Monday, April 9, 2012
Groce hires Ford, Walker; Howard uncertain
By Scott Powers and Jon Greenberg
Newly named Illinois coach John Groce announced the additions of assistants Dustin Ford and Jamall Walker to his staff on Monday.
Groce still has one assistant coach slot open, technically Jerrance Howard's spot. Howard, the former Illinois player, has built a solid reputation as a recruiting assistant and he's been the contact for much of the Chicago market.
"My expectation is to have it finished by the end of the week," Groce said. "If everything goes as planned, which usually it doesn't. I've talked with him, met with him, he's obviously done a good job. He cares about Illinois, he's a former player, he takes a lot of pride in it. I'd be foolish not to consider him, and I am considering him. There's no doubt about that.
"I've looked at all candidates that were brought to the table. The biggest challenge when you put together a staff, and sometimes what people forget it is, it's like a team. You don't put a team of 13 point guards together. The same thing with a staff. When I have positions open, there's three assistant coaches, two administrative roles, and then a graduate assistant. You're trying to put six guys together that fit congruently."
Ford and Walker were "no-brainer" hires, Groce said. They both know how he likes to run a program. Both were guards in college, Ford at Ohio and Walker at St. Louis, and do a little bit of everything.
"They are smorgasbord, well-rounded guys," Groce said. "There is not anything that I can give them, that they can't do, and that's a blessing when you're a head coach."
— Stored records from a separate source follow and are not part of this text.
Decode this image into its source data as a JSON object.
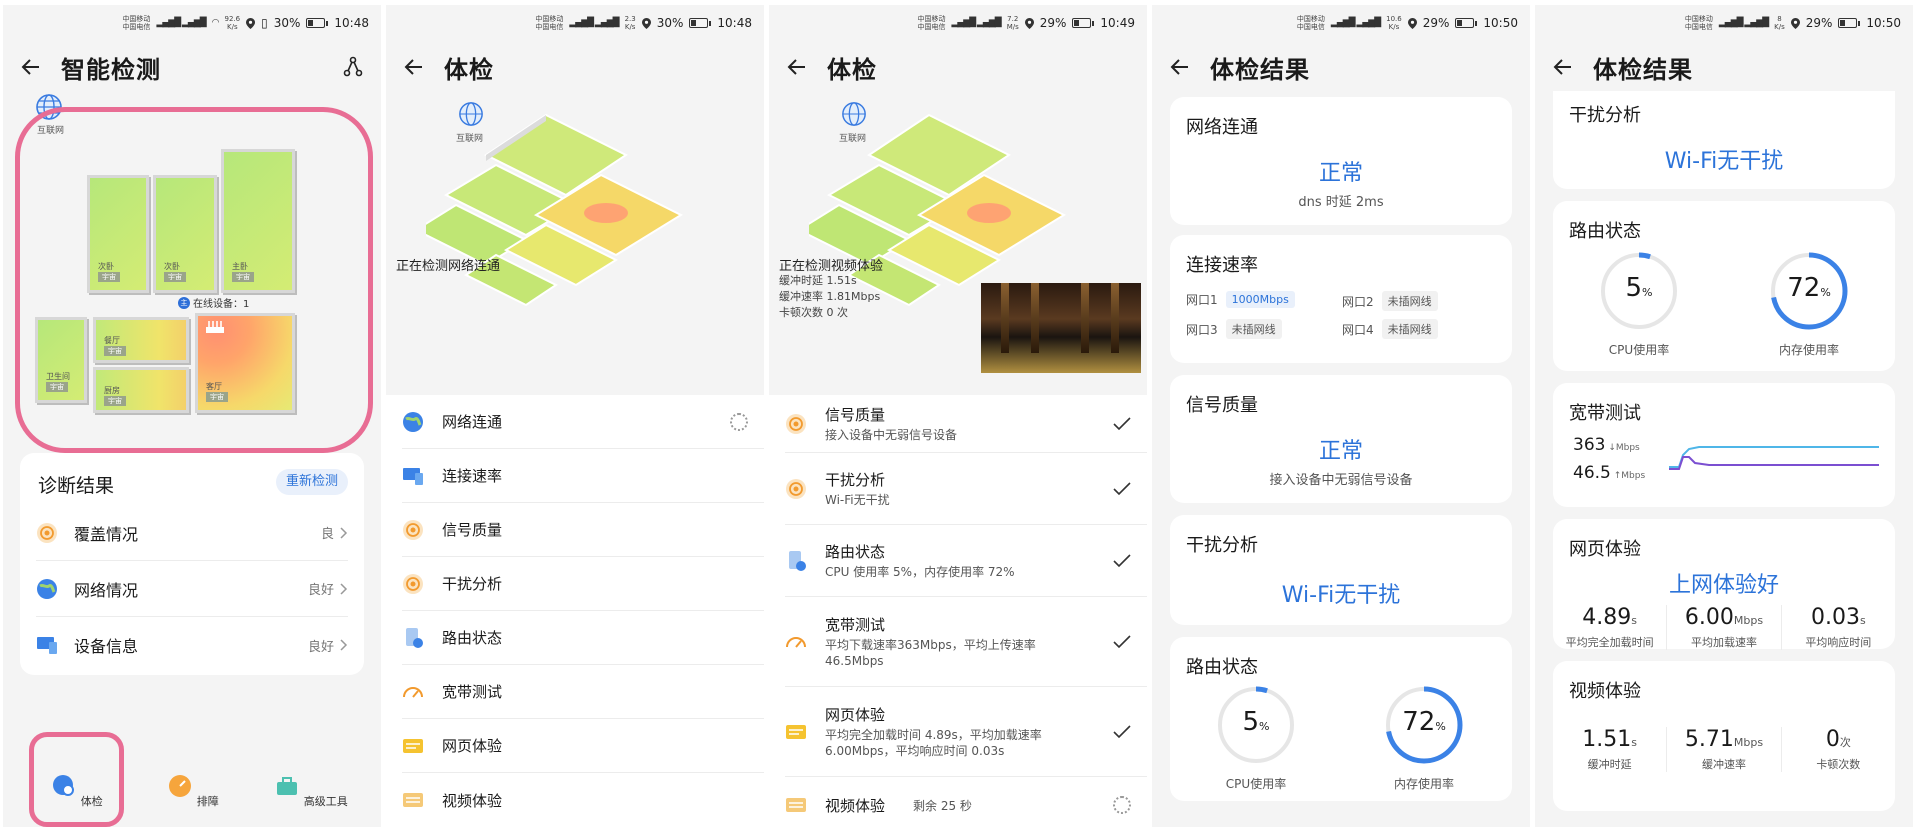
{
  "colors": {
    "accent": "#2c73d9",
    "highlight": "#e86d94",
    "panel_bg": "#f4f4f4"
  },
  "screens": [
    {
      "status": {
        "carrier1": "中国移动",
        "carrier2": "中国电信",
        "speed_value": "92.6",
        "speed_unit": "K/s",
        "battery": "30%",
        "battery_level": 0.3,
        "time": "10:48"
      },
      "title": "智能检测",
      "globe_label": "互联网",
      "rooms": [
        {
          "name": "次卧",
          "tag": "宇宙"
        },
        {
          "name": "次卧",
          "tag": "宇宙"
        },
        {
          "name": "主卧",
          "tag": "宇宙"
        },
        {
          "name": "卫生间",
          "tag": "宇宙"
        },
        {
          "name": "餐厅",
          "tag": "宇宙"
        },
        {
          "name": "厨房",
          "tag": "宇宙"
        },
        {
          "name": "客厅",
          "tag": "宇宙"
        }
      ],
      "online_devices": "在线设备：1",
      "diag": {
        "title": "诊断结果",
        "recheck": "重新检测",
        "rows": [
          {
            "label": "覆盖情况",
            "value": "良"
          },
          {
            "label": "网络情况",
            "value": "良好"
          },
          {
            "label": "设备信息",
            "value": "良好"
          }
        ]
      },
      "nav": [
        {
          "label": "体检"
        },
        {
          "label": "排障"
        },
        {
          "label": "高级工具"
        }
      ]
    },
    {
      "status": {
        "carrier1": "中国移动",
        "carrier2": "中国电信",
        "speed_value": "2.3",
        "speed_unit": "K/s",
        "battery": "30%",
        "battery_level": 0.3,
        "time": "10:48"
      },
      "title": "体检",
      "globe_label": "互联网",
      "caption": "正在检测网络连通",
      "items": [
        {
          "label": "网络连通"
        },
        {
          "label": "连接速率"
        },
        {
          "label": "信号质量"
        },
        {
          "label": "干扰分析"
        },
        {
          "label": "路由状态"
        },
        {
          "label": "宽带测试"
        },
        {
          "label": "网页体验"
        },
        {
          "label": "视频体验"
        }
      ]
    },
    {
      "status": {
        "carrier1": "中国移动",
        "carrier2": "中国电信",
        "speed_value": "7.2",
        "speed_unit": "M/s",
        "battery": "29%",
        "battery_level": 0.29,
        "time": "10:49"
      },
      "title": "体检",
      "globe_label": "互联网",
      "caption": "正在检测视频体验",
      "sub_lines": [
        "缓冲时延 1.51s",
        "缓冲速率 1.81Mbps",
        "卡顿次数 0 次"
      ],
      "items": [
        {
          "label": "信号质量",
          "desc": "接入设备中无弱信号设备"
        },
        {
          "label": "干扰分析",
          "desc": "Wi-Fi无干扰"
        },
        {
          "label": "路由状态",
          "desc": "CPU 使用率 5%，内存使用率 72%"
        },
        {
          "label": "宽带测试",
          "desc": "平均下载速率363Mbps，平均上传速率 46.5Mbps"
        },
        {
          "label": "网页体验",
          "desc": "平均完全加载时间 4.89s，平均加载速率 6.00Mbps，平均响应时间 0.03s"
        },
        {
          "label": "视频体验",
          "desc": "剩余 25 秒"
        }
      ]
    },
    {
      "status": {
        "carrier1": "中国移动",
        "carrier2": "中国电信",
        "speed_value": "10.6",
        "speed_unit": "K/s",
        "battery": "29%",
        "battery_level": 0.29,
        "time": "10:50"
      },
      "title": "体检结果",
      "net": {
        "title": "网络连通",
        "value": "正常",
        "sub": "dns 时延 2ms"
      },
      "rate": {
        "title": "连接速率",
        "ports": [
          {
            "name": "网口1",
            "value": "1000Mbps"
          },
          {
            "name": "网口2",
            "value": "未插网线"
          },
          {
            "name": "网口3",
            "value": "未插网线"
          },
          {
            "name": "网口4",
            "value": "未插网线"
          }
        ]
      },
      "signal": {
        "title": "信号质量",
        "value": "正常",
        "sub": "接入设备中无弱信号设备"
      },
      "interf": {
        "title": "干扰分析",
        "value": "Wi-Fi无干扰"
      },
      "router": {
        "title": "路由状态",
        "cpu": "5",
        "cpu_label": "CPU使用率",
        "mem": "72",
        "mem_label": "内存使用率",
        "unit": "%"
      }
    },
    {
      "status": {
        "carrier1": "中国移动",
        "carrier2": "中国电信",
        "speed_value": "8",
        "speed_unit": "K/s",
        "battery": "29%",
        "battery_level": 0.29,
        "time": "10:50"
      },
      "title": "体检结果",
      "interf": {
        "title": "干扰分析",
        "value": "Wi-Fi无干扰"
      },
      "router": {
        "title": "路由状态",
        "cpu": "5",
        "cpu_label": "CPU使用率",
        "mem": "72",
        "mem_label": "内存使用率",
        "unit": "%"
      },
      "bw": {
        "title": "宽带测试",
        "down": "363",
        "up": "46.5",
        "unit": "Mbps"
      },
      "web": {
        "title": "网页体验",
        "value": "上网体验好",
        "metrics": [
          {
            "v": "4.89",
            "u": "s",
            "l": "平均完全加载时间"
          },
          {
            "v": "6.00",
            "u": "Mbps",
            "l": "平均加载速率"
          },
          {
            "v": "0.03",
            "u": "s",
            "l": "平均响应时间"
          }
        ]
      },
      "video": {
        "title": "视频体验",
        "metrics": [
          {
            "v": "1.51",
            "u": "s",
            "l": "缓冲时延"
          },
          {
            "v": "5.71",
            "u": "Mbps",
            "l": "缓冲速率"
          },
          {
            "v": "0",
            "u": "次",
            "l": "卡顿次数"
          }
        ]
      }
    }
  ]
}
Ford, a point guard, is from a family of coaches. His father Gene is a legendary coach in Ohio high school circles, and his older brother Geno is going into his second season as the head coach at Bradley.
Ford specializes in coaching post players and Walker the guards and wings.
Walker has recruiting ties in St. Louis, Kansas City, Indiana and Chicago, Groce said. Ford can recruit Ohio and has recruited Florida as well.
"When I lay my head down on a pillow at night, I know they're going to do the right thing for our program," Groce said.